Open Access
Detection and localization of faults in smart hybrid distributed generation systems: A Stockwell transform and artificial neural network‐based approach
Author(s) -
Lala Himadri,
Karmakar Subrata,
Ganguly Sanjib
Publication year - 2019
Publication title -
international transactions on electrical energy systems
Language(s) - English
Resource type - Journals
SCImago Journal Rank - 0.428
H-Index - 42
ISSN - 2050-7038
DOI - 10.1002/etep.2725
Subject(s) - artificial neural network , computer science , artificial intelligence , pattern recognition (psychology)
Summary The paper presents a Stockwell transform (ST) and artificial neural network‐based approach for the detection and localization of faults in distribution systems considering the complexities of network architecture and the distributed generation (DG) integration. Firstly, a faulty‐line detection technique is developed based upon the total harmonic distortion of the fault current signal captured from the line ends. Then, the ST coefficients of the faulty signal are used as an attribute to classify the fault.

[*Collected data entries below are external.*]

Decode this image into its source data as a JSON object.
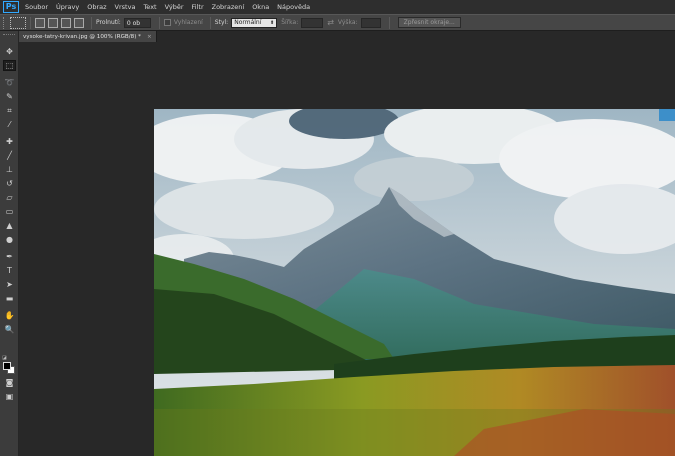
{
  "app": {
    "logo": "Ps",
    "accent": "#31a8ff"
  },
  "menu": [
    "Soubor",
    "Úpravy",
    "Obraz",
    "Vrstva",
    "Text",
    "Výběr",
    "Filtr",
    "Zobrazení",
    "Okna",
    "Nápověda"
  ],
  "options": {
    "feather_label": "Prolnutí:",
    "feather_value": "0 ob",
    "antialias_label": "Vyhlazení",
    "style_label": "Styl:",
    "style_value": "Normální",
    "width_label": "Šířka:",
    "height_label": "Výška:",
    "refine_button": "Zpřesnit okraje..."
  },
  "document": {
    "tab_title": "vysoke-tatry-krivan.jpg @ 100% (RGB/8) *",
    "close_glyph": "×"
  },
  "tools": [
    {
      "name": "move-tool-icon",
      "glyph": "✥"
    },
    {
      "name": "marquee-tool-icon",
      "glyph": "⬚",
      "active": true
    },
    {
      "name": "lasso-tool-icon",
      "glyph": "➰"
    },
    {
      "name": "quick-select-tool-icon",
      "glyph": "✎"
    },
    {
      "name": "crop-tool-icon",
      "glyph": "⌗"
    },
    {
      "name": "eyedropper-tool-icon",
      "glyph": "⁄"
    },
    {
      "name": "healing-brush-tool-icon",
      "glyph": "✚"
    },
    {
      "name": "brush-tool-icon",
      "glyph": "╱"
    },
    {
      "name": "clone-stamp-tool-icon",
      "glyph": "⊥"
    },
    {
      "name": "history-brush-tool-icon",
      "glyph": "↺"
    },
    {
      "name": "eraser-tool-icon",
      "glyph": "▱"
    },
    {
      "name": "gradient-tool-icon",
      "glyph": "▭"
    },
    {
      "name": "blur-tool-icon",
      "glyph": "▲"
    },
    {
      "name": "dodge-tool-icon",
      "glyph": "●"
    },
    {
      "name": "pen-tool-icon",
      "glyph": "✒"
    },
    {
      "name": "type-tool-icon",
      "glyph": "T"
    },
    {
      "name": "path-select-tool-icon",
      "glyph": "➤"
    },
    {
      "name": "shape-tool-icon",
      "glyph": "▬"
    },
    {
      "name": "hand-tool-icon",
      "glyph": "✋"
    },
    {
      "name": "zoom-tool-icon",
      "glyph": "🔍"
    }
  ],
  "bottom_tools": [
    {
      "name": "quick-mask-icon",
      "glyph": "◙"
    },
    {
      "name": "screen-mode-icon",
      "glyph": "▣"
    }
  ],
  "colors": {
    "foreground": "#000000",
    "background": "#ffffff"
  }
}
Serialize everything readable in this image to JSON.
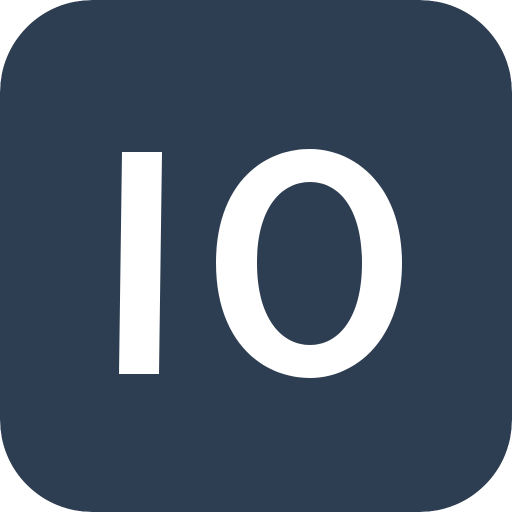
{
  "icon": {
    "name": "io-app-icon",
    "text": "IO",
    "colors": {
      "background": "#2e3e52",
      "foreground": "#ffffff"
    }
  }
}
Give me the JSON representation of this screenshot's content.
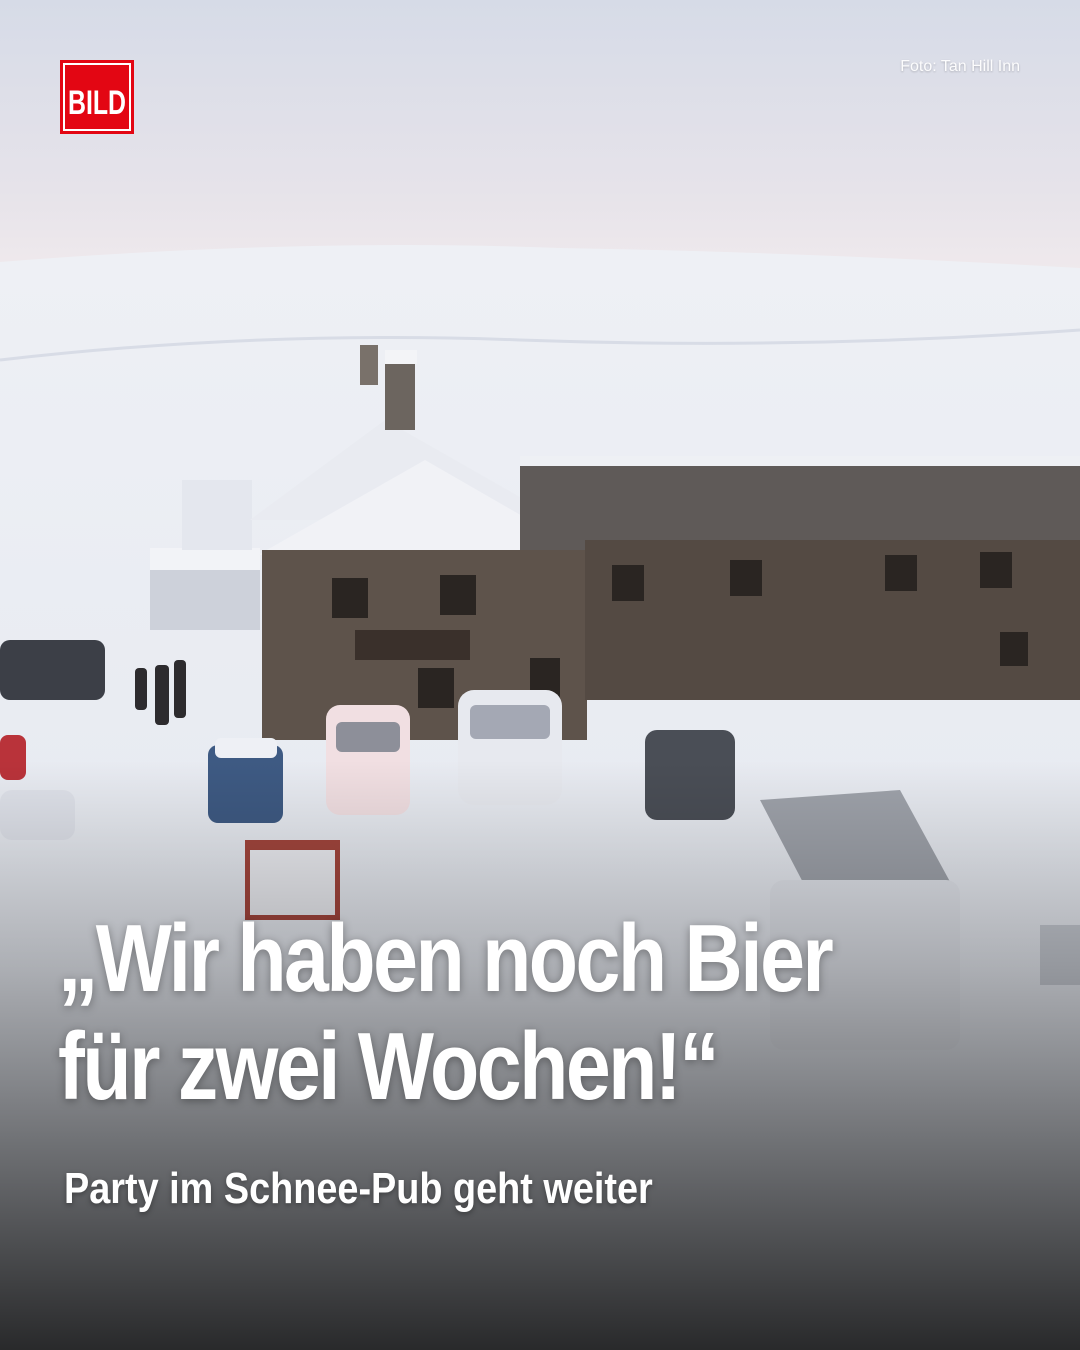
{
  "brand": {
    "logo_text": "BILD",
    "color": "#e30613"
  },
  "photo": {
    "credit": "Foto: Tan Hill Inn",
    "subject": "snow-covered-pub-aerial-photo"
  },
  "headline": {
    "line1": "„Wir haben noch Bier",
    "line2": "für zwei Wochen!“"
  },
  "subline": "Party im Schnee-Pub geht weiter"
}
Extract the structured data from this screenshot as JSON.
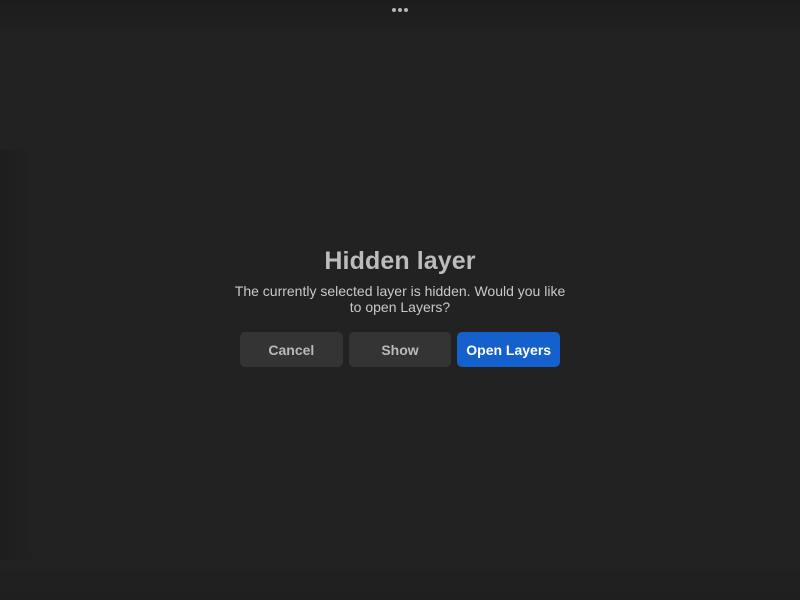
{
  "dialog": {
    "title": "Hidden layer",
    "message": "The currently selected layer is hidden. Would you like to open Layers?",
    "buttons": {
      "cancel": "Cancel",
      "show": "Show",
      "open_layers": "Open Layers"
    }
  },
  "top_bar": {
    "handle_icon": "more-dots-icon"
  },
  "colors": {
    "background": "#222222",
    "secondary_button": "#343434",
    "primary_button": "#1460cc",
    "title_text": "#bcbcbc",
    "message_text": "#c9c9c9"
  }
}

Finally, the root‐mean‐square values calculated from the ST coefficients are used for the fault localization. The algorithm is tested on an IEEE 13‐bus unbalanced and a 52‐bus practical Indian balanced distribution system with DG. The results are compared with some existing algorithms. The comparisons and the test results show that the proposed technique can be a useful tool in detecting the faults in complicated fault scenarios.